Libertadores del gol.

Federico González y Darío Gandín, autores de los últimos gritos en la Doble Visera, se ilusionan con bautizar la red en el renovado estadio. De rivales a compañeros...
Allá por 2006, el telón caía sobre la Doble Visera en busca de la modernidad. Federico González, por entonces una promesa del club, se estaba quedando con el honor de ser el último jugador en meter un gol en la vieja cancha de Independiente. Pero en escena apareció Darío Gandín, por entonces en Gimnasia de Jujuy, y le amargó la fiesta al Rojo, a los hinchas y hasta al propio delantero de las Inferiores... Dos años y medio después, y por cuestiones del destino, comparten la pretemporada en Necochea. Uno vuelve de dos años de excursión por Ferro; y el otro, que al final terminó siendo un Diablito, intentará dar vuelta la página, y mostrarse como el que dice que es, desde su posición. Olé los reunió para hablar de lo que viene y, también, de las posibilidades que tienen de estrenar la red del Libertadores de América el próximo Apertura. El tema es, ¿quién gritará el primero?

La posta la toma Gandín: "La gente me insultaba un poquito cuando metí el último gol. Cuando llegué al club me lo recordaron, pero también me decían que tenía que hacer el que abriera la cancha nueva... Aunque Fede tiene más chances que yo. Porque es el que debe estar ahí, en el área. Yo estoy jugando más retrasado...". Y González lo mira, con esa sonrisa que delata que está soñando despierto: "Estaría lindo".

Sabían quién era uno y quién el otro pero recién en esta pretemporada se saludaron por primera vez. Ahora tienen en claro lo que quieren, y van por más. "Me siento mucho más cómodo en esta posición. Es donde jugué siempre. Es el Chipi de Colón, el de Rafela, el de Jujuy... Nunca fui nueve de área, más allá de que en el torneo pasado lo hice por una necesidad del equipo", explica Gandín sus ganas. "Yo estoy contento por haber vuelto y trataré de aprovechar la oportunidad para demostrar que puedo jugar acá", tira Federico, quien tuvo su primera pretemporada con Julio Falcioni y jugó más en la Primera de Ferro que en la del Rojo: "A los chicos, nos sirve irnos para agarrar más confianza. Eso logré yo. Y se nota más cuando volvés a tu club: te dan muchas ganas de quedarte y hacer las cosas bien", agrega con toda la ilusión.
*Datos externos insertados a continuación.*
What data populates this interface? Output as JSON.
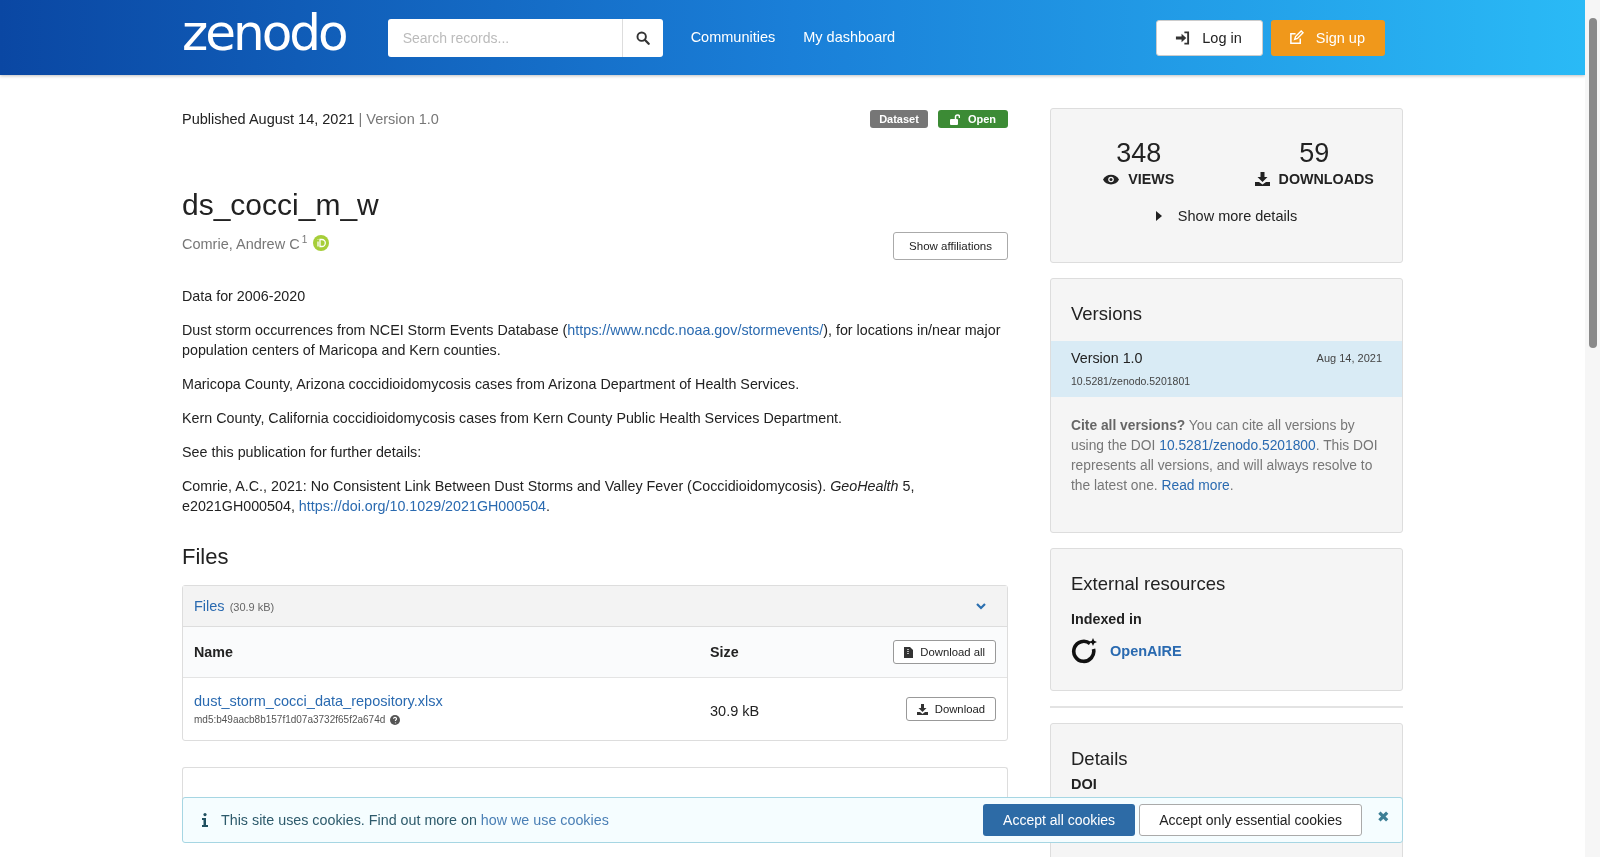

Independiente busca un referente de área, y mientras Gallego evalúa a los 9 del club, González se despachó con tres goles ante el Rojo de Lobería. Gandín, en tanto, se mueve unos metros más atrás, como un doble enlace, primero con Montenegro, y ahora mete dupla con Patricio Rodríguez. "Tengo que cambiar mi imagen. Siempre fui sincero: no tuve el rendimiento que se esperaba. Y soy el primero en darme cuenta. Me preparo y me mentalizo para eso, para llegar diez puntos al inicio del campeonato y demostrar que soy el Gandín que quieren y que puedo jugar con esta camiseta".

Se tienen fe. Y se suben a la moto motivacional del Tolo. "Su discurso te da más ganas de demostrar que estamos a la altura de lo que él quiere. Es uno de los técnicos que más está mirando para abajo y les da confianza a los chicos", cuenta González, y Gandín rescata: "Sus palabras contagian, porque es un tipo ganador. Cuando llegó dijo un par de cosas que nos tocaban y ahora queremos empezar a pagar la confianza que perdimos el semestre pasado".